By Doug Brunell | September 13, 2009

A Lackluster Protest

What happens when you get some paranoid, slightly pretentious people making a movie inspired by the Patriot Act? You get a film with an interesting premise that thinks it has more power than it actually does and in the end, is a failure. And that’s putting it nicely.

The story is the best thing going for “A Patriot Act.” A young drug user named Tony (Tony Demil) works with a Pakistani who supplies him with drugs. Feds are watching this foreigner for whatever reason and Tony gets dragged into a good ol’ U.S. interrogation session (though it is fairly constrained when compared to real-life interrogation techniques).
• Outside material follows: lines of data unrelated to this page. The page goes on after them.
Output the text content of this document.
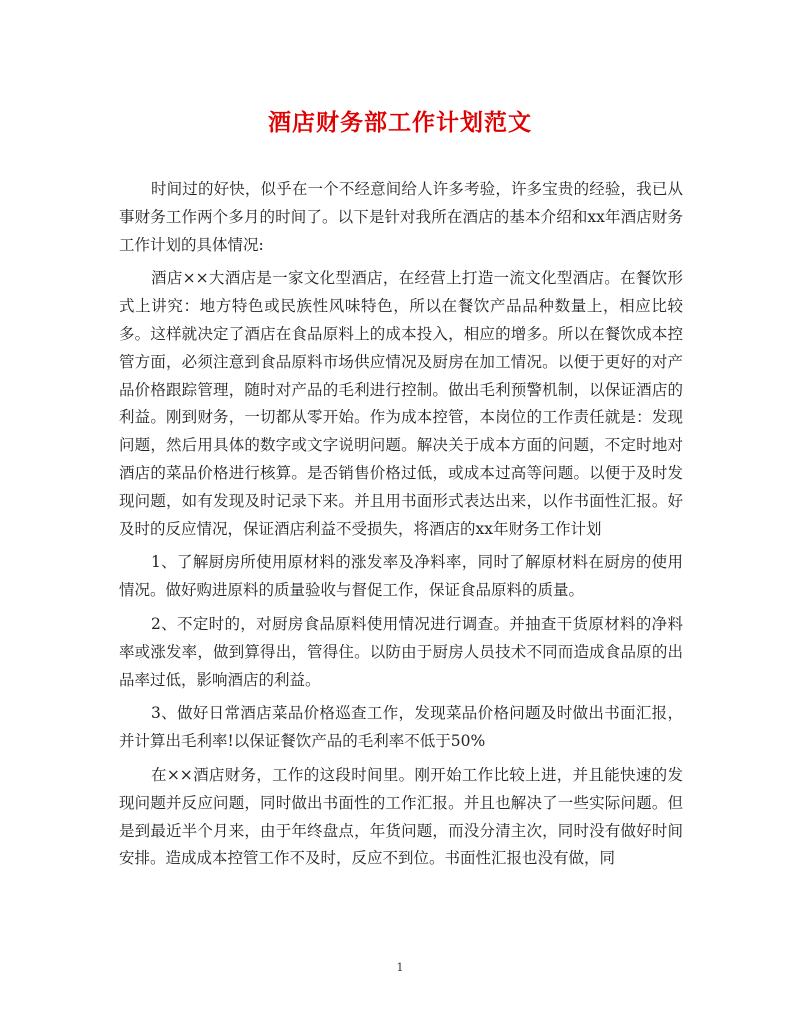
酒店财务部工作计划范文

时间过的好快，似乎在一个不经意间给人许多考验，许多宝贵的经验，我已从事财务工作两个多月的时间了。以下是针对我所在酒店的基本介绍和xx年酒店财务工作计划的具体情况:

酒店××大酒店是一家文化型酒店，在经营上打造一流文化型酒店。在餐饮形式上讲究：地方特色或民族性风味特色，所以在餐饮产品品种数量上，相应比较多。这样就决定了酒店在食品原料上的成本投入，相应的增多。所以在餐饮成本控管方面，必须注意到食品原料市场供应情况及厨房在加工情况。以便于更好的对产品价格跟踪管理，随时对产品的毛利进行控制。做出毛利预警机制，以保证酒店的利益。刚到财务，一切都从零开始。作为成本控管，本岗位的工作责任就是：发现问题，然后用具体的数字或文字说明问题。解决关于成本方面的问题，不定时地对酒店的菜品价格进行核算。是否销售价格过低，或成本过高等问题。以便于及时发现问题，如有发现及时记录下来。并且用书面形式表达出来，以作书面性汇报。好及时的反应情况，保证酒店利益不受损失，将酒店的xx年财务工作计划

1、了解厨房所使用原材料的涨发率及净料率，同时了解原材料在厨房的使用情况。做好购进原料的质量验收与督促工作，保证食品原料的质量。

2、不定时的，对厨房食品原料使用情况进行调查。并抽查干货原材料的净料率或涨发率，做到算得出，管得住。以防由于厨房人员技术不同而造成食品原的出品率过低，影响酒店的利益。

3、做好日常酒店菜品价格巡查工作，发现菜品价格问题及时做出书面汇报，并计算出毛利率!以保证餐饮产品的毛利率不低于50%

在××酒店财务，工作的这段时间里。刚开始工作比较上进，并且能快速的发现问题并反应问题，同时做出书面性的工作汇报。并且也解决了一些实际问题。但是到最近半个月来，由于年终盘点，年货问题，而没分清主次，同时没有做好时间安排。造成成本控管工作不及时，反应不到位。书面性汇报也没有做，同

1
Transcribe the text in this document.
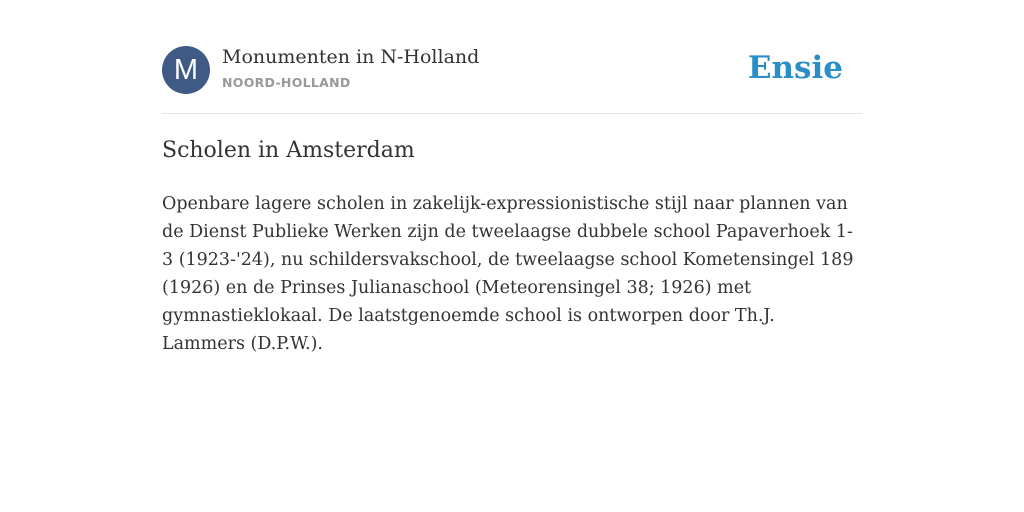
M	Monumenten in N-Holland
NOORD-HOLLAND	Ensie
Scholen in Amsterdam

Openbare lagere scholen in zakelijk-expressionistische stijl naar plannen van de Dienst Publieke Werken zijn de tweelaagse dubbele school Papaverhoek 1-3 (1923-'24), nu schildersvakschool, de tweelaagse school Kometensingel 189 (1926) en de Prinses Julianaschool (Meteorensingel 38; 1926) met gymnastieklokaal. De laatstgenoemde school is ontworpen door Th.J. Lammers (D.P.W.).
It ends with an on-screen warning to the Feds from the filmmakers that “we” are watching them, too, so they better act properly. I’m sure they’re scared.

While the story looks good on paper, the actual execution is lacking in almost every aspect. Bad acting, stilted dialogue, and cheap camera effects (which are there to add an element of realism and tension but actually come across as amateurish in the worst degree) are in abundance. These things ruin what could have been a really good film with something important to say.

The movie would have been mandatory viewing had it been in other hands. Writer Wendy Keith has a good idea (but needs to work on dialogue) that gets destroyed by the other people involved in the film. In the future she may want to shop it around, though my guess is that if these guys stop taking themselves so seriously and concentrate on actual filmmaking they may make something that lives up to their ideals.